There is an important reason for this. It is a much vaunted truism that English Marxist history was a uniquely non-doctrinaire and therefore a non-economically deterministic phenomenon. This was, however, more than the result of the latent Methodism of Hill’s youth, or those of E. P. Thompson (1924–1993) and Sheila Rowbotham (1943–present). The reaction of Hill and other English Marxist historians to what appeared to be a new ‘Stalinism’ in the 1950s was to embrace what Thompson termed ‘socialist humanism’: a humane socialism that focused on individuals as subjective agents. ‘History from below’ was one aspect of this, and Hill’s ‘worm’s eye view’ did as much as anything else to establish this practice.
How did Hill access ordinary experiences of alternative political, religious and social traditions? Hill wrote, in a review of the first English translation of parts of the Italian Marxist Antonio Gramsci’s oeuvre, that ‘any man is an intellectual to some extent, even though he does not occupy the social position of intellectual; just as any man can fry an egg, though few are professional cooks.’ He wrote a history of what in Gramscian terms were the ‘organic intellectuals’ of a subaltern group. Ideas were the way to access the material and experiential reality of his subjects.

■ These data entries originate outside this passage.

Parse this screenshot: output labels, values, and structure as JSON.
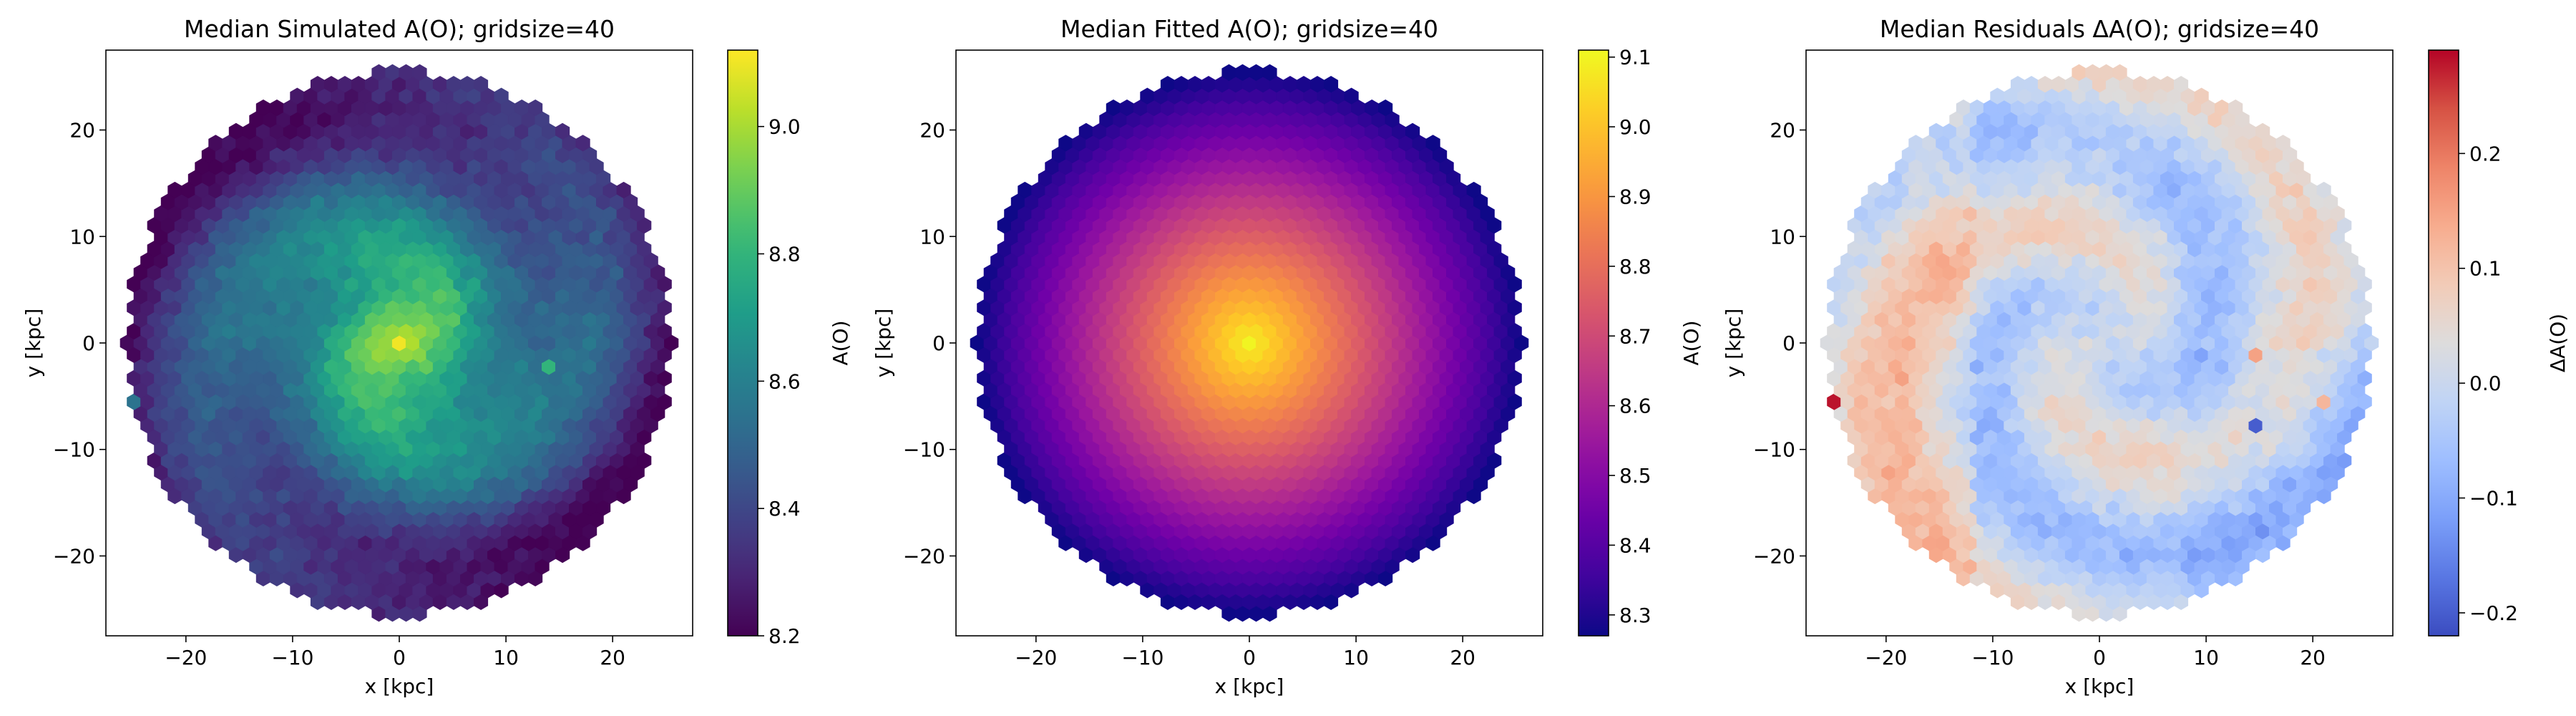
{
  "chart_data": [
    {
      "type": "heatmap",
      "variant": "hexbin",
      "title": "Median Simulated A(O); gridsize=40",
      "xlabel": "x [kpc]",
      "ylabel": "y [kpc]",
      "xlim": [
        -27.5,
        27.5
      ],
      "ylim": [
        -27.5,
        27.5
      ],
      "xticks": [
        -20,
        -10,
        0,
        10,
        20
      ],
      "yticks": [
        -20,
        -10,
        0,
        10,
        20
      ],
      "colormap": "viridis",
      "colorbar": {
        "label": "A(O)",
        "range": [
          8.2,
          9.12
        ],
        "ticks": [
          "8.2",
          "8.4",
          "8.6",
          "8.8",
          "9.0"
        ]
      },
      "disk_radius_kpc": 25.5,
      "field": {
        "kind": "gradient_with_spiral",
        "center_value": 9.1,
        "edge_value": 8.26,
        "noise": 0.07,
        "spiral_amplitude": 0.09
      },
      "notable_bins": [
        {
          "x": -25.5,
          "y": -5.3,
          "value": 8.55
        },
        {
          "x": 14.5,
          "y": -2.2,
          "value": 8.8
        }
      ]
    },
    {
      "type": "heatmap",
      "variant": "hexbin",
      "title": "Median Fitted A(O); gridsize=40",
      "xlabel": "x [kpc]",
      "ylabel": "y [kpc]",
      "xlim": [
        -27.5,
        27.5
      ],
      "ylim": [
        -27.5,
        27.5
      ],
      "xticks": [
        -20,
        -10,
        0,
        10,
        20
      ],
      "yticks": [
        -20,
        -10,
        0,
        10,
        20
      ],
      "colormap": "plasma",
      "colorbar": {
        "label": "A(O)",
        "range": [
          8.27,
          9.11
        ],
        "ticks": [
          "8.3",
          "8.4",
          "8.5",
          "8.6",
          "8.7",
          "8.8",
          "8.9",
          "9.0",
          "9.1"
        ]
      },
      "disk_radius_kpc": 25.5,
      "field": {
        "kind": "smooth_radial_gradient",
        "center_value": 9.1,
        "edge_value": 8.27,
        "noise": 0.0,
        "spiral_amplitude": 0.0
      },
      "notable_bins": []
    },
    {
      "type": "heatmap",
      "variant": "hexbin",
      "title": "Median Residuals ΔA(O); gridsize=40",
      "xlabel": "x [kpc]",
      "ylabel": "y [kpc]",
      "xlim": [
        -27.5,
        27.5
      ],
      "ylim": [
        -27.5,
        27.5
      ],
      "xticks": [
        -20,
        -10,
        0,
        10,
        20
      ],
      "yticks": [
        -20,
        -10,
        0,
        10,
        20
      ],
      "colormap": "coolwarm",
      "colorbar": {
        "label": "ΔA(O)",
        "range": [
          -0.22,
          0.29
        ],
        "ticks": [
          "−0.2",
          "−0.1",
          "0.0",
          "0.1",
          "0.2"
        ]
      },
      "disk_radius_kpc": 25.5,
      "field": {
        "kind": "spiral_residual",
        "center_value": 0.0,
        "edge_value": 0.0,
        "noise": 0.045,
        "spiral_amplitude": 0.07
      },
      "notable_bins": [
        {
          "x": -25.5,
          "y": -5.3,
          "value": 0.28
        },
        {
          "x": 14.5,
          "y": -1.5,
          "value": 0.15
        },
        {
          "x": 21.0,
          "y": -5.3,
          "value": 0.12
        },
        {
          "x": 15.0,
          "y": -8.0,
          "value": -0.2
        }
      ]
    }
  ]
}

Hill used the ideas of ‘the meaner sort of people’ as the lens for his history. He wrote that:
Revolutions are not made without ideas, but they are not made by intellectuals. Steam is essential to driving a railway engine; but neither a locomotive nor a permanent way can be built out of steam. In this book I shall be dealing with the steam.
For Hill, the dialectic between the historical material reality and the consciousness of it through the medium of ideas is inseparable. If the train stopped moving, the ideas or the experience would dissipate. Without the ideas, the train could not move. Ideas and ‘base’ cannot be treated sequentially or without each other. Of his historical subjects, Hill wrote that ‘like maxims in philosophy for Keats, Puritanism was valid for them only when they felt it on their pulses.’
Even if Hill’s interpretation of the English revolution has fallen decisively from favour, perhaps his greatest legacy is this plea for total history: to remind intellectual historians to take seriously the ideas of ‘masterless men’ and their equivalents, and to remind social historians of the reality and importance of ideas.
Joseph Hettrick is reading for the MSt in Intellectual History at Wadham College, Oxford.